Lidia Apostol's Letter to the Editor on the Hidden Treasures Session
I am honored to be part of the 2015-2016 Leadership Tangipahoa class. It is a remarkable program that offers great benefits to the individuals in the class and the parish. Once a month we meet with an extraordinary group of leaders and discover various aspects of Tangipahoa Parish. Our November session was called Hidden Treasures. Indeed, I discovered a great deal of treasures hidden right here in Tangipahoa Parish.
We started the day at the Tangipahoa Parish Tourist Center with Nicols Howard, who shared with the class the history of Tangipahoa Parish. The parish was founded in 1869. Shortly after, the New Orleans Jackson Great Northern Railroad was built. You ever noticed that the towns in Tangipahoa Parish are marked at exactly 10 miles intervals? It turns out that the train engine needed to be refueled every 10miles. How interesting. Mr. Howard also talked about the history of the Sicilians in Tangipahoa Parish. Our next stop was focused on the preservation of the Sicilian community, the Independence Heritage Museum. All the items in the museum were donated by families. There were lots of pictures, arts, tools, and other items in the museum.

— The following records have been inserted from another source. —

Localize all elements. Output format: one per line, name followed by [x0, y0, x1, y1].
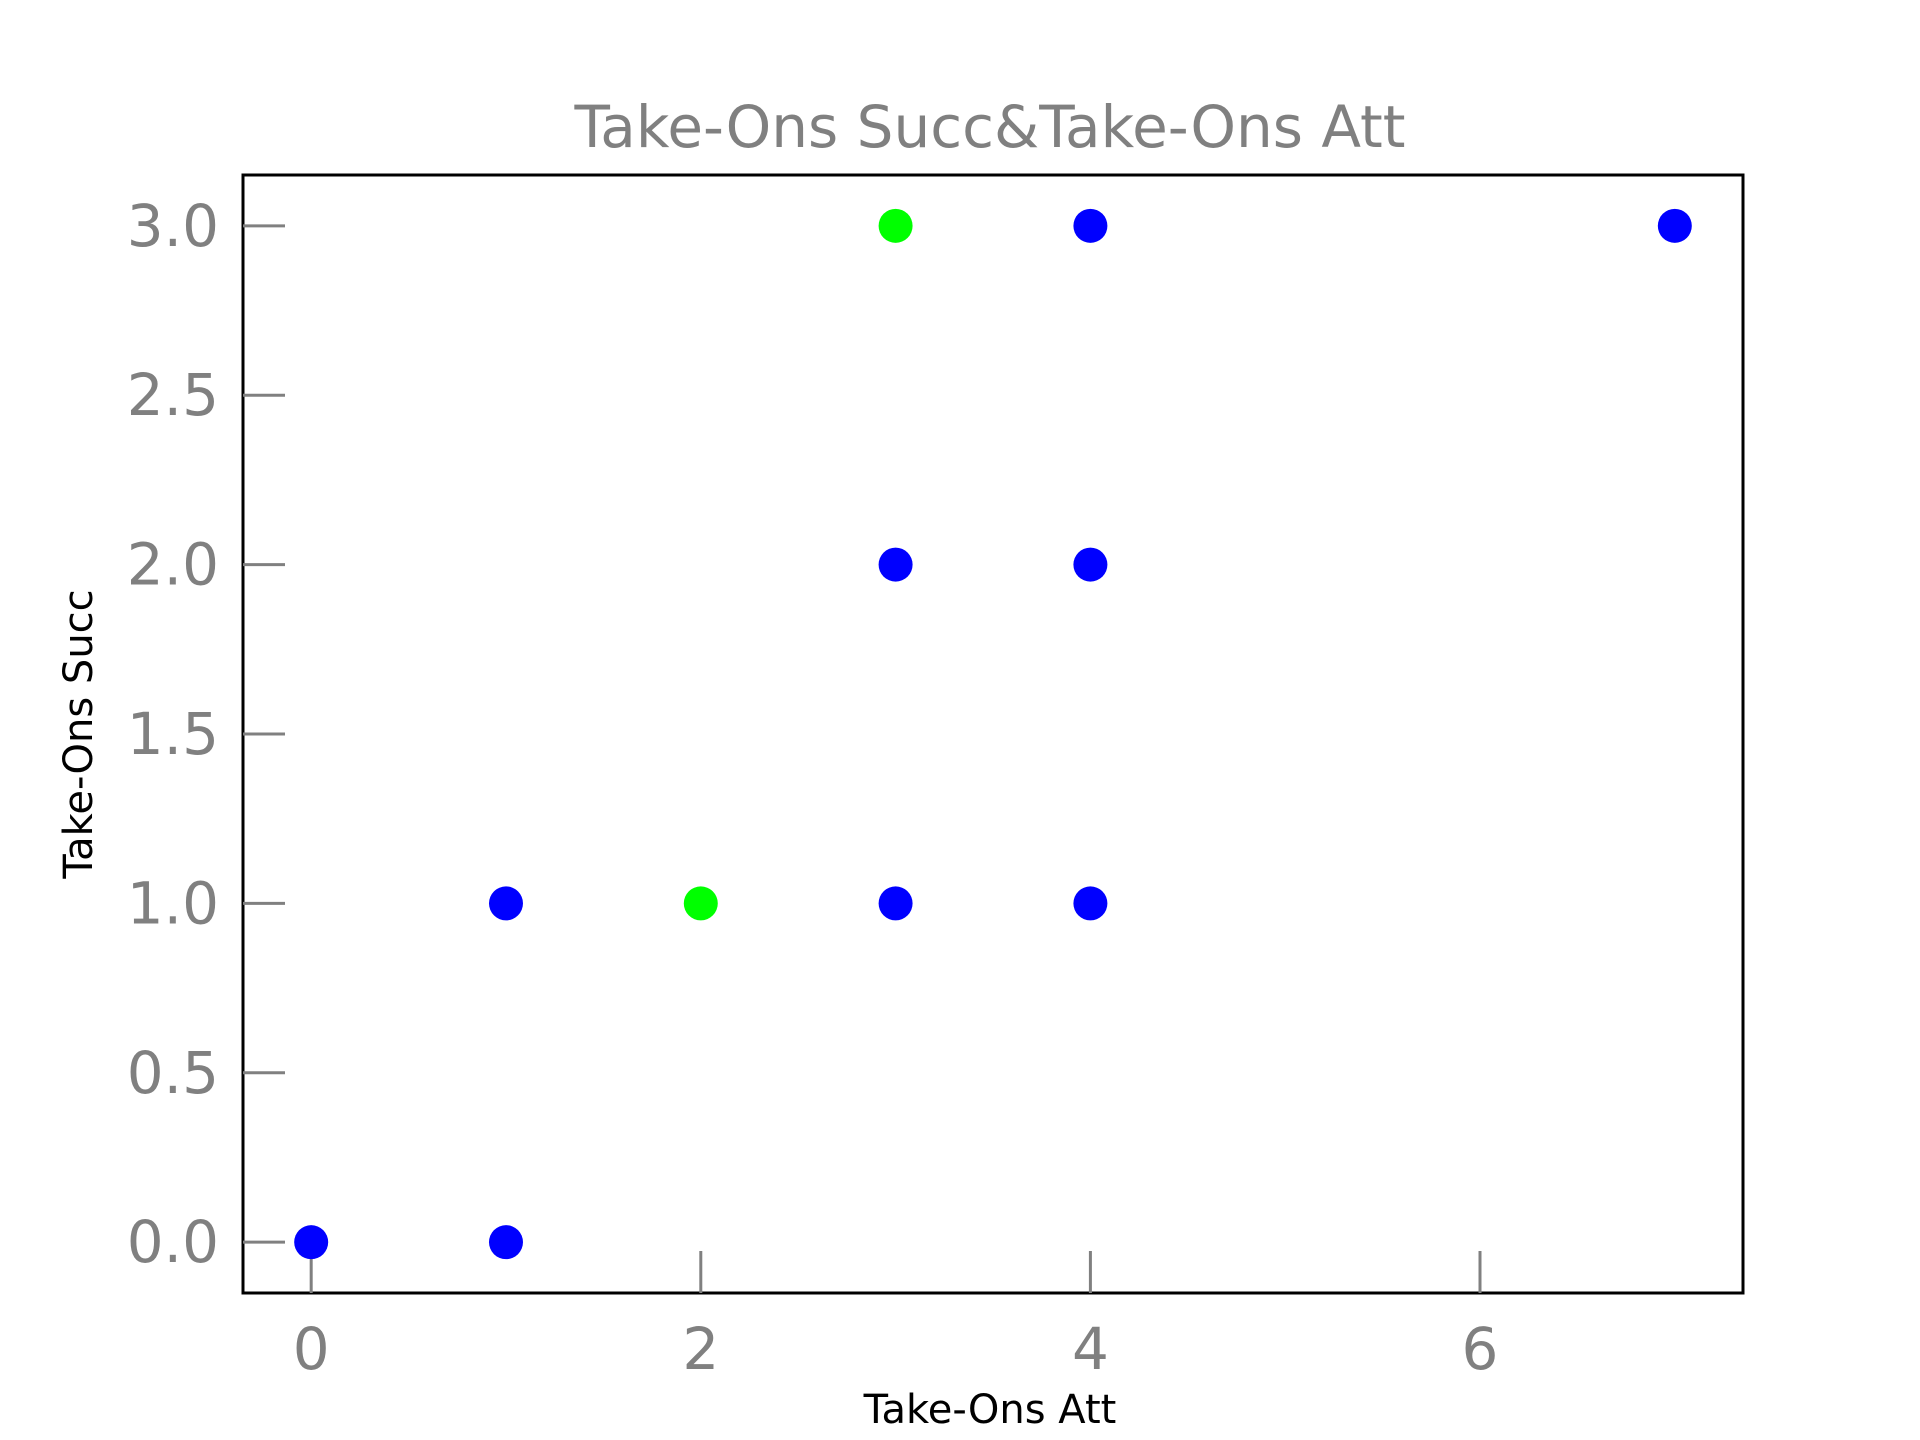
x-tick-label: 0 [293, 1315, 330, 1383]
x-tick-label: 2 [682, 1315, 719, 1383]
x-tick-label: 4 [1072, 1315, 1109, 1383]
y-tick-label: 1.0 [127, 869, 219, 937]
y-tick-label: 0.5 [127, 1039, 219, 1107]
chart-title: Take-Ons Succ&Take-Ons Att [573, 93, 1405, 161]
y-tick-label: 0.0 [127, 1208, 219, 1276]
scatter-point [1073, 886, 1108, 921]
scatter-point [878, 886, 913, 921]
plot-area [241, 173, 1745, 1295]
y-tick-label: 3.0 [127, 192, 219, 260]
y-axis: 0.0 0.5 1.0 1.5 2.0 2.5 3.0 [127, 192, 285, 1276]
x-axis-label: Take-Ons Att [863, 1387, 1117, 1433]
y-axis-label: Take-Ons Succ [56, 589, 102, 879]
scatter-point [488, 886, 523, 921]
y-tick-label: 2.5 [127, 361, 219, 429]
scatter-point [1073, 547, 1108, 582]
scatter-point [683, 886, 718, 921]
scatter-point [1073, 208, 1108, 243]
scatter-point [294, 1225, 329, 1260]
y-tick-label: 1.5 [127, 700, 219, 768]
x-axis: 0 2 4 6 [293, 1251, 1499, 1383]
x-tick-label: 6 [1462, 1315, 1499, 1383]
scatter-point [878, 208, 913, 243]
scatter-point [1657, 208, 1692, 243]
y-tick-label: 2.0 [127, 531, 219, 599]
scatter-point [488, 1225, 523, 1260]
data-points [294, 208, 1692, 1260]
scatter-point [878, 547, 913, 582]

Next we took a wagon ride at Liuzza Land. Elizabeth and Tonya talked to the class about how the farm is providing fresh fruits and vegetables to Louisiana for five generations. In addition to growing produce, Liuzza Land is now open to the public for field trips, weddings, birthdays, and other events. It is a fun place for children to see the goats, ponies, zebras, peacocks, and all kinds of other animals. Children also see how all the vegetables grow. Not to mention that Santa Claus will stop by in December at the farm.
After the farm adventure, the class went to the Renaissance Festival near Hammond, LA. Alvon Brumfield showed us around the 16 acres of this unique "outdoor seasonal theme park" as he described it. Whether you want to have tea with the Queen, see the glass blower or the cooper's shop, watch a puppet show, laugh with the comedians, or even milk a goat, there is something for everyone at the Renaissance Festival. The Festival takes place every year for 6 weekends after Halloween.

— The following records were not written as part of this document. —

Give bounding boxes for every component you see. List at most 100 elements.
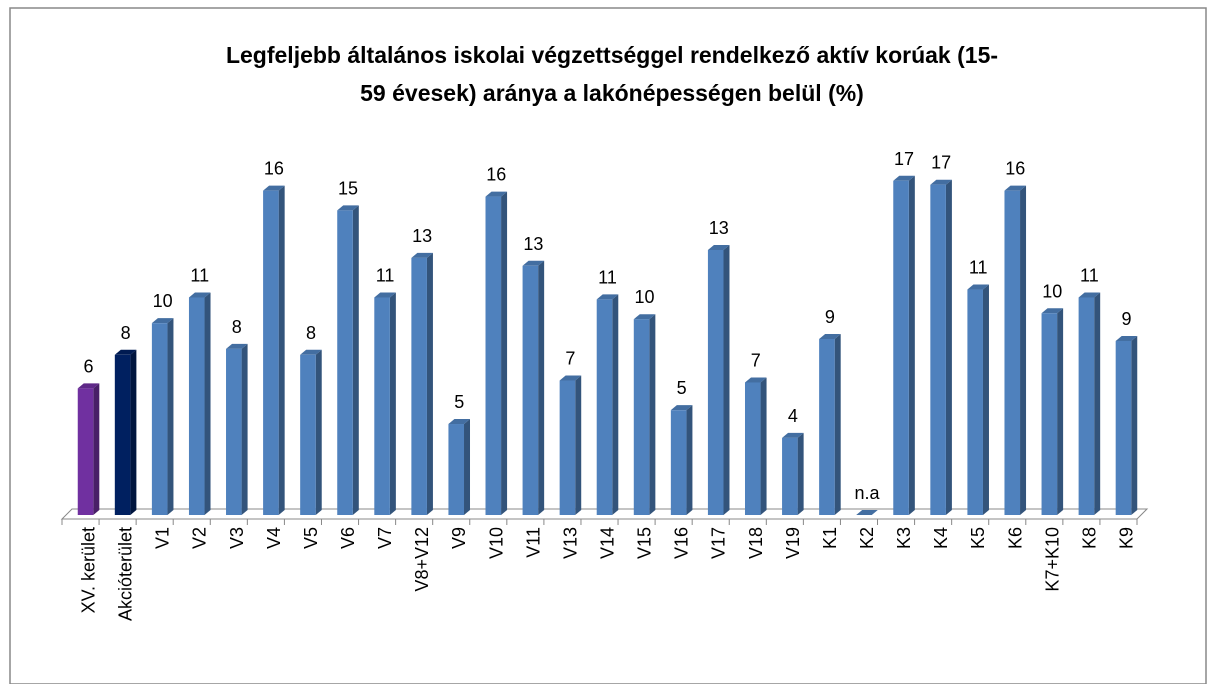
bar-side <box>1131 335 1138 515</box>
bar-side <box>352 205 359 515</box>
bar <box>782 437 798 515</box>
x-tick-label: K8 <box>1079 527 1099 549</box>
bar <box>522 265 539 515</box>
x-tick-label: V6 <box>338 527 358 549</box>
bar-side <box>464 419 471 515</box>
bar <box>1041 313 1058 515</box>
bar-side <box>315 349 322 515</box>
chart-title: 59 évesek) aránya a lakónépességen belül… <box>360 80 864 106</box>
bar-top <box>967 284 989 290</box>
bar <box>1004 190 1021 515</box>
bar-top <box>670 405 693 411</box>
bar-top <box>596 294 619 300</box>
x-tick-label: V3 <box>227 527 247 549</box>
bar-side <box>1057 308 1064 515</box>
bar-top <box>1004 185 1027 191</box>
bar-side <box>389 292 396 515</box>
data-label: n.a <box>854 483 880 503</box>
bar <box>300 354 316 515</box>
bar-top <box>411 252 433 258</box>
bar-side <box>686 405 693 515</box>
x-tick-label: V15 <box>635 527 655 559</box>
data-label: 13 <box>709 218 729 238</box>
x-tick-label: K1 <box>820 527 840 549</box>
bar <box>930 184 946 515</box>
bar-top <box>1078 292 1101 298</box>
axis-floor <box>60 508 1149 520</box>
bar-side <box>1094 292 1101 515</box>
data-label: 5 <box>677 378 687 398</box>
x-tick-label: K2 <box>857 527 877 549</box>
data-label: 10 <box>153 291 173 311</box>
x-tick-label: K7+K10 <box>1042 527 1062 592</box>
bar-side <box>612 294 619 515</box>
bar-side <box>575 375 582 515</box>
data-label: 16 <box>264 159 284 179</box>
data-label: 11 <box>376 265 395 285</box>
bar <box>633 319 650 515</box>
data-label: 5 <box>454 392 464 412</box>
bar-side <box>130 349 137 515</box>
data-label: 13 <box>523 234 543 254</box>
bar-side <box>649 314 656 515</box>
data-label: 16 <box>1005 159 1025 179</box>
bar-top <box>151 318 174 324</box>
bar-top <box>633 314 656 320</box>
data-label: 17 <box>931 153 951 173</box>
bar <box>819 338 835 515</box>
bar-side <box>93 383 100 515</box>
bar-top <box>188 292 211 298</box>
x-tick-label: V2 <box>190 527 210 549</box>
data-label: 11 <box>190 265 209 285</box>
x-tick-label: V17 <box>709 527 729 559</box>
bar <box>670 410 687 515</box>
bar <box>151 323 168 515</box>
bar-top <box>893 175 915 181</box>
bar-top <box>707 244 730 250</box>
bar-top <box>744 377 767 383</box>
bar-side <box>797 432 804 515</box>
bar-top <box>819 333 841 339</box>
bar-top <box>1115 335 1138 341</box>
x-tick-label: V18 <box>746 527 766 559</box>
x-tick-label: V4 <box>264 527 284 549</box>
bar-top <box>226 343 248 349</box>
data-label: 7 <box>751 350 761 370</box>
bar <box>1078 297 1095 515</box>
x-tick-label: K3 <box>894 527 914 549</box>
data-label: 17 <box>894 149 914 169</box>
bar-side <box>723 244 730 515</box>
bar <box>188 297 205 515</box>
bar-side <box>834 333 841 515</box>
x-tick-label: V14 <box>598 527 618 559</box>
data-label: 11 <box>598 267 617 287</box>
bar <box>448 424 465 515</box>
data-label: 11 <box>969 258 988 278</box>
bar-top <box>114 349 137 355</box>
data-label: 4 <box>788 406 798 426</box>
x-tick-label: V16 <box>672 527 692 559</box>
data-label: 10 <box>1042 281 1062 301</box>
bar-top <box>559 375 582 381</box>
x-tick-label: Akcióterület <box>116 527 136 621</box>
data-label: 9 <box>825 307 835 327</box>
bar-side <box>167 318 174 515</box>
x-tick-label: K6 <box>1005 527 1025 549</box>
data-label: 13 <box>412 226 432 246</box>
chart-title: Legfeljebb általános iskolai végzettségg… <box>226 42 998 68</box>
x-tick-label: V9 <box>449 527 469 549</box>
bar <box>596 299 613 515</box>
x-tick-label: V7 <box>375 527 395 549</box>
x-tick-label: XV. kerület <box>79 527 99 613</box>
bar <box>485 196 502 516</box>
x-tick-label: K5 <box>968 527 988 549</box>
bar-top <box>856 510 878 515</box>
data-label: 9 <box>1121 309 1131 329</box>
x-tick-label: V11 <box>523 527 543 558</box>
bar <box>337 210 353 515</box>
bar-side <box>908 175 915 515</box>
data-label: 10 <box>635 287 655 307</box>
x-tick-label: V5 <box>301 527 321 549</box>
bar-side <box>982 284 989 515</box>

A new treasure of Tangipahoa Parish will be Reunion Lake. It is a RV Resort that will open in the beginning of 2016. It looks like the Resort will have 3 pools with one for adults featuring a bar in it, a teen house, playgrounds for the smaller children, a lake house, an outdoor amphitheater, and much more.

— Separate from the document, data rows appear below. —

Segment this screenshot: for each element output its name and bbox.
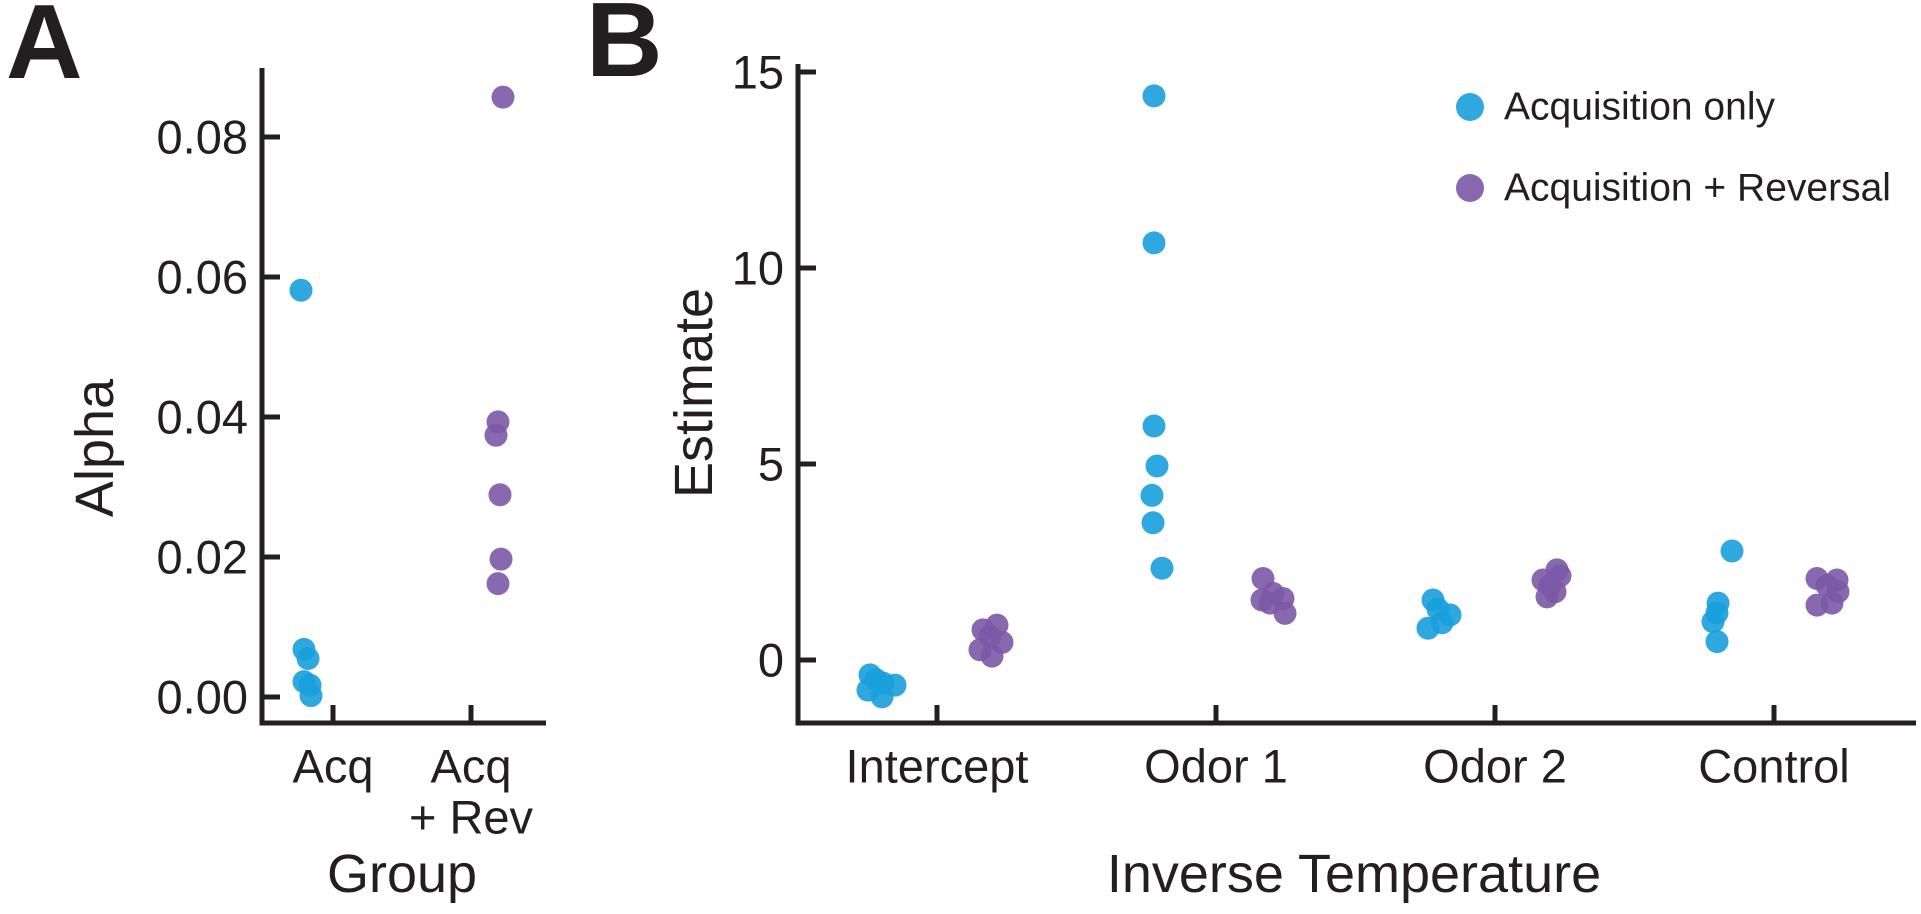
panel-a-data-point-acquisition_reversal bbox=[484, 423, 508, 447]
panel-b-data-point-acquisition_reversal bbox=[1535, 585, 1559, 609]
panel-b-data-point-acquisition_only bbox=[1141, 511, 1165, 535]
panel-b-data-point-acquisition_only bbox=[1705, 630, 1729, 654]
panel-a-x-tick-label: Acq bbox=[293, 740, 374, 793]
panel-b-x-axis-label: Inverse Temperature bbox=[1107, 844, 1601, 904]
panel-a-y-tick-label: 0.02 bbox=[157, 531, 248, 584]
legend-label: Acquisition only bbox=[1504, 86, 1775, 129]
panel-a-y-tick-label: 0.08 bbox=[157, 111, 248, 164]
panel-b-data-point-acquisition_only bbox=[1150, 556, 1174, 580]
panel-a-data-point-acquisition_only bbox=[296, 647, 320, 670]
panel-a-data-point-acquisition_only bbox=[289, 278, 313, 302]
panel-b-y-tick-label: 10 bbox=[732, 242, 784, 295]
panel-a-x-tick-label: + Rev bbox=[409, 791, 534, 844]
panel-a-y-axis-label: Alpha bbox=[65, 378, 125, 517]
panel-b-y-axis-label: Estimate bbox=[664, 288, 724, 498]
panel-b-x-tick-label: Odor 2 bbox=[1423, 740, 1567, 793]
panel-b-data-point-acquisition_only bbox=[1142, 84, 1166, 108]
panel-b-data-point-acquisition_only bbox=[1416, 616, 1440, 640]
legend-marker-acquisition_reversal bbox=[1456, 174, 1484, 202]
panel-a-data-point-acquisition_reversal bbox=[488, 483, 512, 507]
panel-b-data-point-acquisition_only bbox=[1142, 231, 1166, 255]
panel-a-y-tick-label: 0.00 bbox=[157, 671, 248, 724]
panel-b-data-point-acquisition_only bbox=[1720, 539, 1744, 563]
panel-b-data-point-acquisition_reversal bbox=[1805, 593, 1829, 617]
panel-b-data-point-acquisition_only bbox=[1701, 610, 1725, 634]
legend-label: Acquisition + Reversal bbox=[1504, 167, 1891, 210]
panel-b-data-point-acquisition_only bbox=[1140, 483, 1164, 507]
panel-b-y-tick-label: 5 bbox=[758, 438, 784, 491]
panel-b-data-point-acquisition_reversal bbox=[1273, 601, 1297, 625]
panel-b-letter: B bbox=[586, 0, 663, 99]
panel-a-data-point-acquisition_only bbox=[299, 684, 323, 708]
panel-b-x-tick-label: Intercept bbox=[846, 740, 1029, 793]
panel-b-x-tick-label: Control bbox=[1698, 740, 1850, 793]
panel-a-y-tick-label: 0.04 bbox=[157, 391, 248, 444]
panel-b-y-tick-label: 15 bbox=[732, 46, 784, 99]
panel-b-data-point-acquisition_only bbox=[1145, 454, 1169, 478]
panel-b-x-tick-label: Odor 1 bbox=[1144, 740, 1288, 793]
panel-a-data-point-acquisition_reversal bbox=[491, 85, 515, 109]
panel-a-letter: A bbox=[6, 0, 83, 101]
panel-a-y-tick-label: 0.06 bbox=[157, 251, 248, 304]
legend-marker-acquisition_only bbox=[1456, 93, 1484, 121]
panel-b-data-point-acquisition_only bbox=[870, 685, 894, 709]
panel-b-data-point-acquisition_only bbox=[1142, 414, 1166, 438]
panel-b-data-point-acquisition_reversal bbox=[980, 644, 1004, 668]
panel-a-data-point-acquisition_reversal bbox=[489, 547, 513, 571]
panel-a-x-axis-label: Group bbox=[327, 844, 477, 904]
panel-a-x-tick-label: Acq bbox=[431, 740, 512, 793]
panel-b-y-tick-label: 0 bbox=[758, 634, 784, 687]
panel-a-data-point-acquisition_reversal bbox=[486, 572, 510, 596]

We then went to the Chappapeela Sports Park. The park offers soccer, baseball, and football fields on the 110acres, 3 play grounds, a splash pad, and a nice walking trail. Lots of opportunities for families to enjoy the outdoors at Chappapeela Sports Park.
Our next stop was at the Tangipahoa African American Heritage Museum. The beautiful collection of murals, artifacts, photographs and art works, tell the story of the African American people on their journey from Africa to Hammond, Louisiana. I was impressed by the beauty and the details on the murals, a real hidden treasure in downtown Hammond.
We ended our day at Gnarly Barley Brewery in Hammond, where Zac Caramonta, the co-founder gave the class a tour of the brewery and shared the secrets of the brewing process. The company started in a garage, however today their beer is served in 350 locations in Louisiana and Mississippi. It is not surprising, since the beer tasted really good. Gnarly Barley is a success story right here in Hammond, where dedication, passion, and hard work pays off.
We managed to discover a great deal of hidden treasures in one day. I am really looking forward to what is in store for our group for the rest of the year. On behalf of 2015-2016 Leadership Class I would like to thank Tangi Tourism for putting together such an amazing schedule and for providing transportation and a delicious lunch for the Hidden Treasures Session.